Why do some people abuse alcohol and others can stop drinking with no problem? Some people start drinking because of social or peer pressure. Some start drinking because of mental health issues. Some of the most common mental health reasons for alcoholism include anxiety and depression. Some people model the behaviors of what they witnessed growing up (e.g., having alcoholic parents).

Additionally, according to the NIAAA, there seems to be a genetic link among some people experiencing alcoholism. These individuals get a bigger “buzz” from drinking alcohol and don’t necessarily feel the ill effects of it (e.g., nausea, feeling sick). Essentially, they are “primed” for alcoholism.

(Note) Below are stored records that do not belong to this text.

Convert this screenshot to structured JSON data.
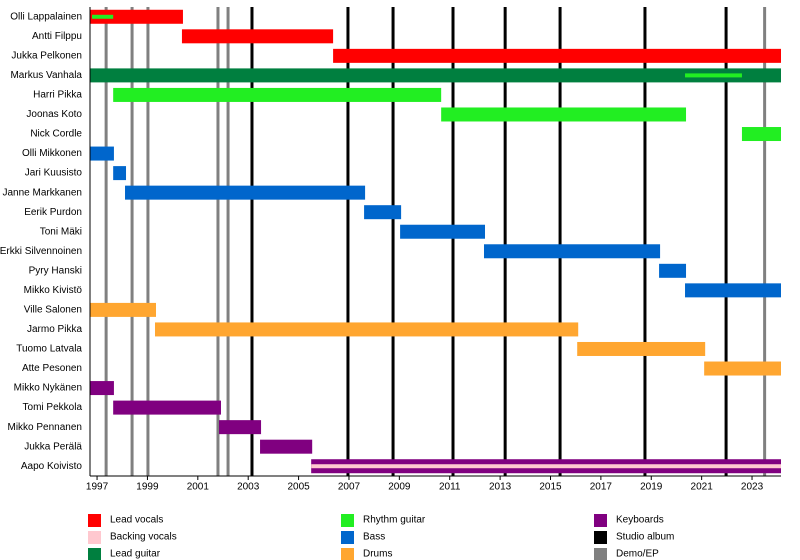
{
  "chart_data": {
    "type": "timeline",
    "roles": [
      {
        "name": "Lead vocals",
        "color": "#ff0000"
      },
      {
        "name": "Backing vocals",
        "color": "#ffc8cf"
      },
      {
        "name": "Lead guitar",
        "color": "#007f3f"
      },
      {
        "name": "Rhythm guitar",
        "color": "#22ee22"
      },
      {
        "name": "Bass",
        "color": "#0066cc"
      },
      {
        "name": "Drums",
        "color": "#ffa630"
      },
      {
        "name": "Keyboards",
        "color": "#800080"
      }
    ],
    "albums": {
      "name": "Studio album",
      "color": "#000000",
      "x": [
        2003.15,
        2006.96,
        2008.75,
        2011.13,
        2013.2,
        2015.38,
        2018.75,
        2021.97
      ]
    },
    "demos": {
      "name": "Demo/EP",
      "color": "#808080",
      "x": [
        1997.36,
        1998.39,
        1999.02,
        2001.8,
        2002.2,
        2023.5
      ]
    },
    "members": [
      {
        "name": "Olli Lappalainen",
        "periods": [
          {
            "role": "Lead vocals",
            "from": 1996.72,
            "to": 2000.41
          }
        ],
        "secondary": [
          {
            "role": "Rhythm guitar",
            "from": 1996.8,
            "to": 1997.64
          }
        ]
      },
      {
        "name": "Antti Filppu",
        "periods": [
          {
            "role": "Lead vocals",
            "from": 2000.37,
            "to": 2006.37
          }
        ]
      },
      {
        "name": "Jukka Pelkonen",
        "periods": [
          {
            "role": "Lead vocals",
            "from": 2006.37,
            "to": 2024.15
          }
        ]
      },
      {
        "name": "Markus Vanhala",
        "periods": [
          {
            "role": "Lead guitar",
            "from": 1996.72,
            "to": 2024.15
          }
        ],
        "secondary": [
          {
            "role": "Rhythm guitar",
            "from": 2020.34,
            "to": 2022.6
          }
        ]
      },
      {
        "name": "Harri Pikka",
        "periods": [
          {
            "role": "Rhythm guitar",
            "from": 1997.64,
            "to": 2010.66
          }
        ]
      },
      {
        "name": "Joonas Koto",
        "periods": [
          {
            "role": "Rhythm guitar",
            "from": 2010.66,
            "to": 2020.38
          }
        ]
      },
      {
        "name": "Nick Cordle",
        "periods": [
          {
            "role": "Rhythm guitar",
            "from": 2022.6,
            "to": 2024.15
          }
        ]
      },
      {
        "name": "Olli Mikkonen",
        "periods": [
          {
            "role": "Bass",
            "from": 1996.72,
            "to": 1997.67
          }
        ]
      },
      {
        "name": "Jari Kuusisto",
        "periods": [
          {
            "role": "Bass",
            "from": 1997.64,
            "to": 1998.15
          }
        ]
      },
      {
        "name": "Janne Markkanen",
        "periods": [
          {
            "role": "Bass",
            "from": 1998.11,
            "to": 2007.64
          }
        ]
      },
      {
        "name": "Eerik Purdon",
        "periods": [
          {
            "role": "Bass",
            "from": 2007.6,
            "to": 2009.07
          }
        ]
      },
      {
        "name": "Toni Mäki",
        "periods": [
          {
            "role": "Bass",
            "from": 2009.03,
            "to": 2012.4
          }
        ]
      },
      {
        "name": "Erkki Silvennoinen",
        "periods": [
          {
            "role": "Bass",
            "from": 2012.36,
            "to": 2019.35
          }
        ]
      },
      {
        "name": "Pyry Hanski",
        "periods": [
          {
            "role": "Bass",
            "from": 2019.31,
            "to": 2020.38
          }
        ]
      },
      {
        "name": "Mikko Kivistö",
        "periods": [
          {
            "role": "Bass",
            "from": 2020.34,
            "to": 2024.15
          }
        ]
      },
      {
        "name": "Ville Salonen",
        "periods": [
          {
            "role": "Drums",
            "from": 1996.72,
            "to": 1999.34
          }
        ]
      },
      {
        "name": "Jarmo Pikka",
        "periods": [
          {
            "role": "Drums",
            "from": 1999.3,
            "to": 2016.1
          }
        ]
      },
      {
        "name": "Tuomo Latvala",
        "periods": [
          {
            "role": "Drums",
            "from": 2016.06,
            "to": 2021.14
          }
        ]
      },
      {
        "name": "Atte Pesonen",
        "periods": [
          {
            "role": "Drums",
            "from": 2021.1,
            "to": 2024.15
          }
        ]
      },
      {
        "name": "Mikko Nykänen",
        "periods": [
          {
            "role": "Keyboards",
            "from": 1996.72,
            "to": 1997.67
          }
        ]
      },
      {
        "name": "Tomi Pekkola",
        "periods": [
          {
            "role": "Keyboards",
            "from": 1997.64,
            "to": 2001.92
          }
        ]
      },
      {
        "name": "Mikko Pennanen",
        "periods": [
          {
            "role": "Keyboards",
            "from": 2001.84,
            "to": 2003.51
          }
        ]
      },
      {
        "name": "Jukka Perälä",
        "periods": [
          {
            "role": "Keyboards",
            "from": 2003.47,
            "to": 2005.54
          }
        ]
      },
      {
        "name": "Aapo Koivisto",
        "periods": [
          {
            "role": "Keyboards",
            "from": 2005.5,
            "to": 2024.15
          }
        ],
        "secondary": [
          {
            "role": "Backing vocals",
            "from": 2005.5,
            "to": 2024.15
          }
        ]
      }
    ],
    "xlim": [
      1996.72,
      2024.15
    ],
    "xticks": [
      1997,
      1999,
      2001,
      2003,
      2005,
      2007,
      2009,
      2011,
      2013,
      2015,
      2017,
      2019,
      2021,
      2023
    ]
  }
}
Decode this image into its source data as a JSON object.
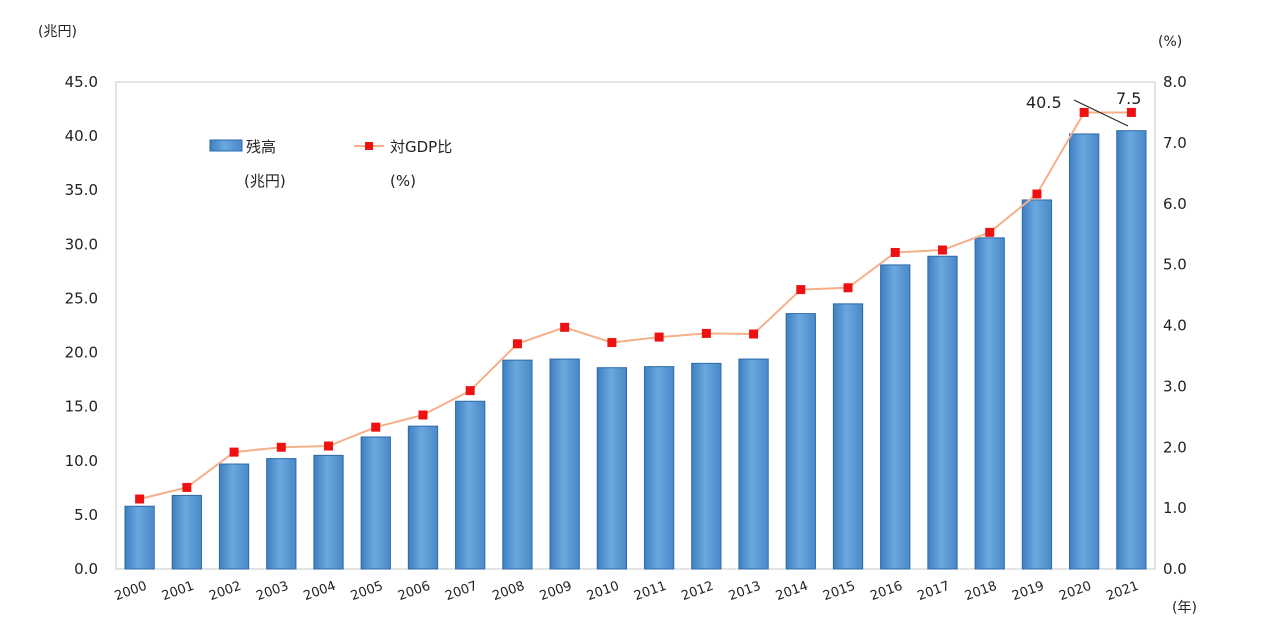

At what point is “enough enough?” When should you seek help? Where can you get help? And what are some warning signs that you need help? Some people know they need help, they just can’t motivate themselves to seek treatment. They might think treatment is not a reality for them – that they’ll never get better.

Some people seek treatment or rehab facilities that specifically focus on alcoholism – either they were motivated to do so through a scary life episode (e.g., arrest or accident due to drinking) or they were motivated to do so through a friends or family interventions.